No próximo mês de agosto, o Banco Interamericano de Desenvolvimento (BID) finalmente atingirá o mesmo nível de outras instituições ao entrar em vigor sua primeira Política Operativa sobre Povos Indígenas (OP- 765). Unido ao Banco Mundial, o Banco Asiático de Desenvolvimento, o Programa de Desenvolvimento das Nações Unidas e numerosos bancos privados, o BID finalmente se posiciona entre as outras instituições financeiras internacionais que têm adotado políticas durante os últimos quinze anos reconhecendo assim a inegável ligação entre os direitos dos povos indígenas, o desenvolvimento sustentável e a redução da pobreza. Os povos indígenas e seus defensores estão se perguntando se esta política valia a espera.
Ateando o fogo pelos impactos devastadores sobre os povos indígenas provocados pelos mega projetos energéticos tais como o gasoduto de Camisea no Peru, a planta de energia hidrelétrica Caña Brava na Amazônia brasileira e o projeto de represa hidrelétrica Yacretá, ao longo da fronteira entre Argentina e Paraguai, em 2004 o BID anunciou públicamente que faria um rascunho, consultando os povos indígenas, de uma “estratégia” não vinculatória para o desenvolvimento, que levaria em consideração os direitos indígenas e suas preocupações. De viva voz, os povos indígenas zombaram do Banco e fizeram questão de que eles apenas consederariam o rascunho de uma política vinculatória que obrigasse o Banco e seus prestatários a respeitarem seus direitos. Diante de uma defesa indígena organizada e forte, o Banco esmoreceu.

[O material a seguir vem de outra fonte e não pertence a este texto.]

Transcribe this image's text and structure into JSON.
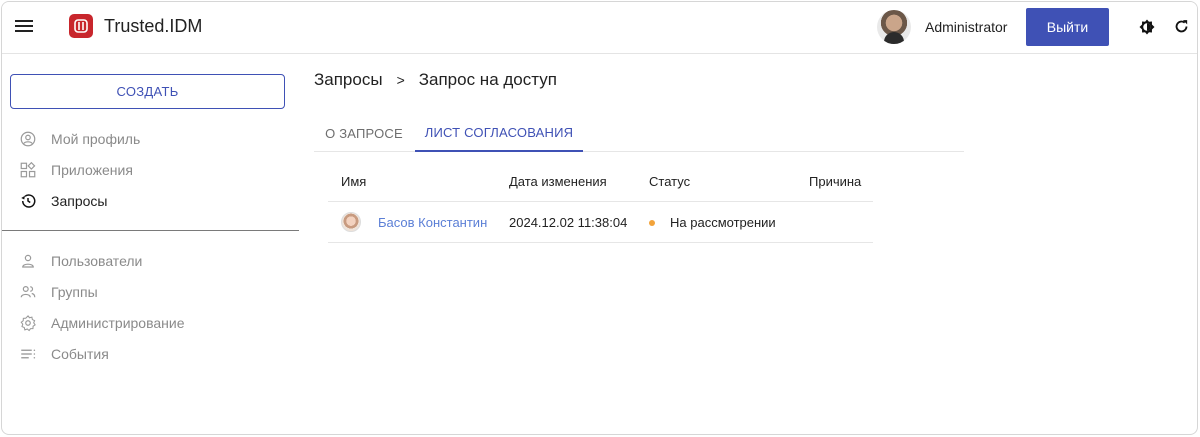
{
  "header": {
    "app_title": "Trusted.IDM",
    "username": "Administrator",
    "logout_label": "Выйти",
    "menu_icon": "hamburger-menu-icon",
    "logo_icon": "trusted-logo-icon",
    "theme_icon": "brightness-icon",
    "refresh_icon": "refresh-icon"
  },
  "sidebar": {
    "create_label": "СОЗДАТЬ",
    "items_top": [
      {
        "label": "Мой профиль",
        "icon": "account-circle-icon",
        "active": false
      },
      {
        "label": "Приложения",
        "icon": "apps-icon",
        "active": false
      },
      {
        "label": "Запросы",
        "icon": "history-icon",
        "active": true
      }
    ],
    "items_bottom": [
      {
        "label": "Пользователи",
        "icon": "user-icon"
      },
      {
        "label": "Группы",
        "icon": "group-icon"
      },
      {
        "label": "Администрирование",
        "icon": "settings-icon"
      },
      {
        "label": "События",
        "icon": "events-list-icon"
      }
    ]
  },
  "breadcrumb": {
    "parent": "Запросы",
    "separator": ">",
    "current": "Запрос на доступ"
  },
  "tabs": [
    {
      "label": "О ЗАПРОСЕ",
      "active": false
    },
    {
      "label": "ЛИСТ СОГЛАСОВАНИЯ",
      "active": true
    }
  ],
  "table": {
    "columns": [
      "Имя",
      "Дата изменения",
      "Статус",
      "Причина"
    ],
    "rows": [
      {
        "name": "Басов Константин",
        "date": "2024.12.02 11:38:04",
        "status": "На рассмотрении",
        "reason": ""
      }
    ]
  },
  "colors": {
    "accent": "#3f51b5",
    "logo": "#c8262c",
    "link": "#5b7fd6",
    "status_pending": "#f2a33a"
  }
}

Desde a primavera de 2004 até o verão de 2005, o Banco informa ter levado a cabo acima de 40 “reuniões de consulta” com povos indígenas. Tais consultas estiveram em grande parte baseadas em um “perfil” da política planejada (um esboço narrativo de tipos) e não no texto atual da política. Esses esforços foram muito criticados pelos povos indígenas. Eles reclamaram que a informação relevante não era fornecida com suficiente antecedência para permitir um diálogo informado. Eles reclamaram que seus comentários não foram incorporados nos documentos de trabalho e que os membros do “Conselho Assessor Indígena” estabelecido pelo Banco ficaram de lado do processo final. É notório que o texto da política atual do Banco foi submetido a apenas uma consulta presencial com os povos indígenas que ocorreu na Costa Rica em agosto de 2005.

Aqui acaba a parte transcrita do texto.